Encore un roman qui se lit d’une traite avec plaisir mais qu’on referme en se disant qu’on en attendait plus. J’aime beaucoup les atmosphères oppressantes et les huis clos où un ensemble d’individus qui ne se connaissaient pas au départ doivent unir leurs forces pour lutter contre un oppresseur inconnu. La neige, le froid, la forêt, l’isolement constituent donc les ingrédients indispensables au genre et sont plutôt bien rendus. Dommage que les personnages aient si peu d’épaisseurs ! J’ai bien aimé aussi le traitement fantastique mais quel dommage également d’avoir déjà rencontrer le procédé utilisé dans d’autres œuvres, qu’elles soient cinématographiques ou littéraires. Au final, un bon roman qui se lit très vite, qui nous prend aux tripes et ce malgré le peu de consistance des personnages et le côté déjà-vu du procédé fantastique. Mais étant assez fan du genre, il se peut que des lecteurs moins assidus dans ce domaine soient totalement pris au dépourvu et pourront de ce fait mieux savourer tout le sel de l’histoire.

A noter : le dernier cahier du livre n'est pas massicoté sans pour autant que ce soit un défaut de l'éditeur.

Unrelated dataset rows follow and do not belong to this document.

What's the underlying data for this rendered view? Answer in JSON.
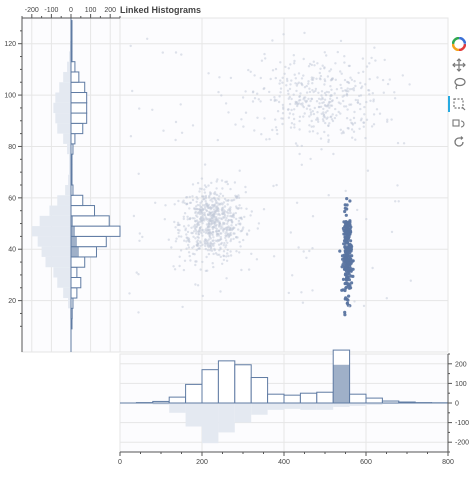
{
  "title": "Linked Histograms",
  "colors": {
    "hist": "#5f7ba3",
    "hist_fill": "#ffffff",
    "bg_hist": "#e4e9f1",
    "point": "#c2cbd9",
    "point_selected": "#5a74a0",
    "toolbar_active": "#26aae1"
  },
  "toolbar": [
    "logo-icon",
    "pan-icon",
    "lasso-icon",
    "box-select-icon",
    "reset-icon",
    "help-icon"
  ],
  "chart_data": [
    {
      "type": "scatter",
      "title": "Linked Histograms",
      "xlim": [
        0,
        800
      ],
      "ylim": [
        0,
        130
      ],
      "x_ticks": [
        "0",
        "200",
        "400",
        "600",
        "800"
      ],
      "y_ticks": [
        "20",
        "40",
        "60",
        "80",
        "100",
        "120"
      ],
      "clusters": [
        {
          "name": "",
          "center": [
            225,
            50
          ],
          "spread": [
            40,
            7
          ],
          "count": 650,
          "selected": false
        },
        {
          "name": "",
          "center": [
            480,
            98
          ],
          "spread": [
            80,
            8
          ],
          "count": 380,
          "selected": false
        },
        {
          "name": "",
          "center": [
            555,
            38
          ],
          "spread": [
            5,
            8
          ],
          "count": 250,
          "selected": true
        },
        {
          "name": "",
          "center": [
            400,
            70
          ],
          "spread": [
            230,
            35
          ],
          "count": 110,
          "selected": false
        }
      ]
    },
    {
      "type": "bar",
      "orientation": "horizontal-axis-x",
      "xlim": [
        0,
        800
      ],
      "ylim": [
        -250,
        250
      ],
      "y_ticks": [
        "200",
        "100",
        "0",
        "-100",
        "-200"
      ],
      "bin_starts": [
        40,
        80,
        120,
        160,
        200,
        240,
        280,
        320,
        360,
        400,
        440,
        480,
        520,
        560,
        600,
        640,
        680,
        720,
        760
      ],
      "bin_width": 40,
      "values_all": [
        2,
        8,
        30,
        95,
        170,
        215,
        195,
        130,
        45,
        40,
        50,
        55,
        270,
        45,
        25,
        10,
        5,
        2,
        1
      ],
      "values_selected": [
        0,
        0,
        0,
        0,
        0,
        0,
        0,
        0,
        0,
        0,
        0,
        0,
        195,
        0,
        0,
        0,
        0,
        0,
        0
      ],
      "values_background": [
        -2,
        -8,
        -50,
        -120,
        -205,
        -150,
        -100,
        -60,
        -35,
        -30,
        -35,
        -35,
        -20,
        -15,
        -10,
        -5,
        -3,
        -2,
        -1
      ]
    },
    {
      "type": "bar",
      "orientation": "vertical-axis-y",
      "xlim": [
        -250,
        250
      ],
      "ylim": [
        0,
        130
      ],
      "x_ticks": [
        "-200",
        "-100",
        "0",
        "100",
        "200"
      ],
      "bin_starts": [
        9,
        13,
        17,
        21,
        25,
        29,
        33,
        37,
        41,
        45,
        49,
        53,
        57,
        61,
        65,
        69,
        73,
        77,
        81,
        85,
        89,
        93,
        97,
        101,
        105,
        109,
        113,
        117,
        121,
        125
      ],
      "bin_width": 4,
      "values_all": [
        5,
        6,
        10,
        30,
        50,
        30,
        70,
        130,
        180,
        250,
        195,
        120,
        60,
        10,
        5,
        5,
        5,
        10,
        20,
        60,
        80,
        80,
        80,
        70,
        40,
        20,
        5,
        5,
        5,
        5
      ],
      "values_selected": [
        0,
        0,
        0,
        0,
        0,
        0,
        0,
        40,
        30,
        20,
        10,
        0,
        0,
        0,
        0,
        0,
        0,
        0,
        0,
        0,
        0,
        0,
        0,
        0,
        0,
        0,
        0,
        0,
        0,
        0
      ],
      "values_background": [
        -3,
        -5,
        -15,
        -40,
        -70,
        -90,
        -130,
        -150,
        -170,
        -200,
        -160,
        -110,
        -70,
        -30,
        -15,
        -10,
        -10,
        -20,
        -40,
        -70,
        -80,
        -90,
        -80,
        -60,
        -40,
        -20,
        -10,
        -5,
        -3,
        -2
      ]
    }
  ]
}
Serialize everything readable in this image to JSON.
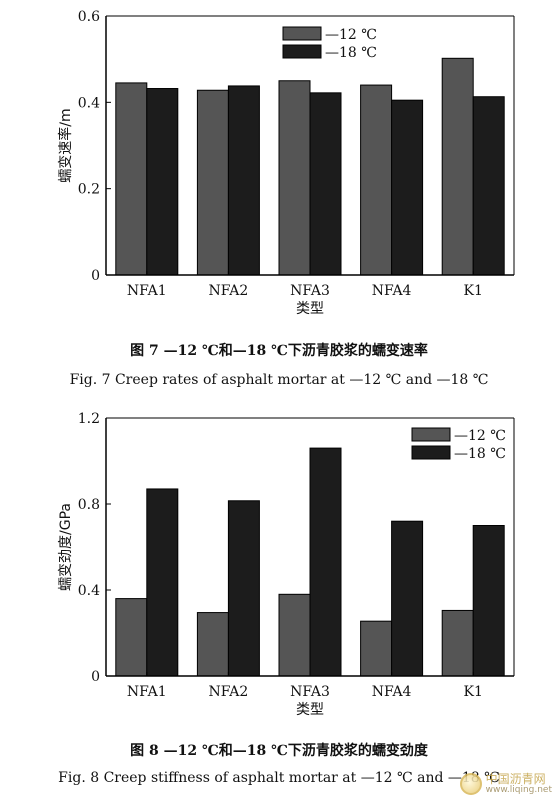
{
  "chart_data": [
    {
      "type": "bar",
      "categories": [
        "NFA1",
        "NFA2",
        "NFA3",
        "NFA4",
        "K1"
      ],
      "series": [
        {
          "name": "—12 ℃",
          "values": [
            0.445,
            0.428,
            0.45,
            0.44,
            0.502
          ],
          "color": "#555555"
        },
        {
          "name": "—18 ℃",
          "values": [
            0.432,
            0.438,
            0.422,
            0.405,
            0.413
          ],
          "color": "#1c1c1c"
        }
      ],
      "xlabel": "类型",
      "ylabel": "蠕变速率/m",
      "ylim": [
        0,
        0.6
      ],
      "yticks": [
        "0",
        "0.2",
        "0.4",
        "0.6"
      ],
      "grid": false,
      "legend_position": "top-center"
    },
    {
      "type": "bar",
      "categories": [
        "NFA1",
        "NFA2",
        "NFA3",
        "NFA4",
        "K1"
      ],
      "series": [
        {
          "name": "—12 ℃",
          "values": [
            0.36,
            0.295,
            0.38,
            0.255,
            0.305
          ],
          "color": "#555555"
        },
        {
          "name": "—18 ℃",
          "values": [
            0.87,
            0.815,
            1.06,
            0.72,
            0.7
          ],
          "color": "#1c1c1c"
        }
      ],
      "xlabel": "类型",
      "ylabel": "蠕变劲度/GPa",
      "ylim": [
        0,
        1.2
      ],
      "yticks": [
        "0",
        "0.4",
        "0.8",
        "1.2"
      ],
      "grid": false,
      "legend_position": "top-right"
    }
  ],
  "captions": {
    "fig7_zh": "图 7   —12 ℃和—18 ℃下沥青胶浆的蠕变速率",
    "fig7_en": "Fig. 7   Creep rates of asphalt mortar at —12 ℃ and —18 ℃",
    "fig8_zh": "图 8   —12 ℃和—18 ℃下沥青胶浆的蠕变劲度",
    "fig8_en": "Fig. 8   Creep stiffness of asphalt mortar at —12 ℃ and —18 ℃"
  },
  "watermark": {
    "name": "中国沥青网",
    "url": "www.liqing.net"
  }
}
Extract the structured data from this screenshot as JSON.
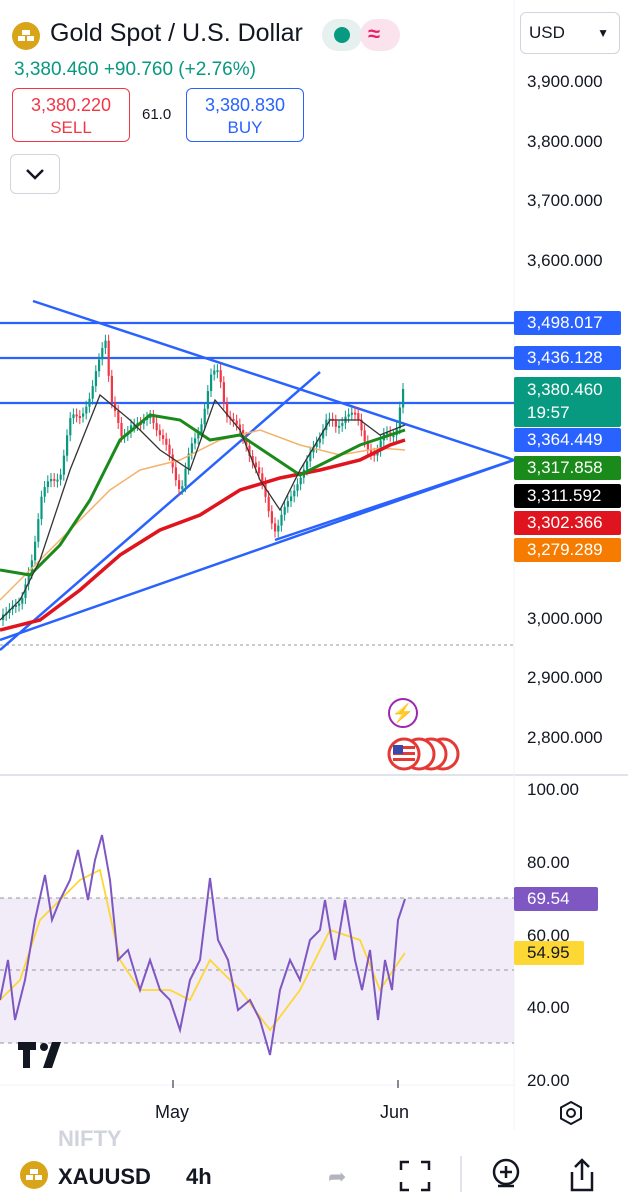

C’est au lecteur de passer au coupe-papier les dernières pages pour en connaître la fin, participant ainsi de plein pied à l’intrigue qui s’offre à nous.

Et pour terminer, n’attendez pas non plus que l’auteur vous donne toutes les cartes en main pour répondre à toutes vos questions : de nombreux coins sombres ne déroberont à vos tentatives de compréhension et de nombreuses questions resteront en suspend.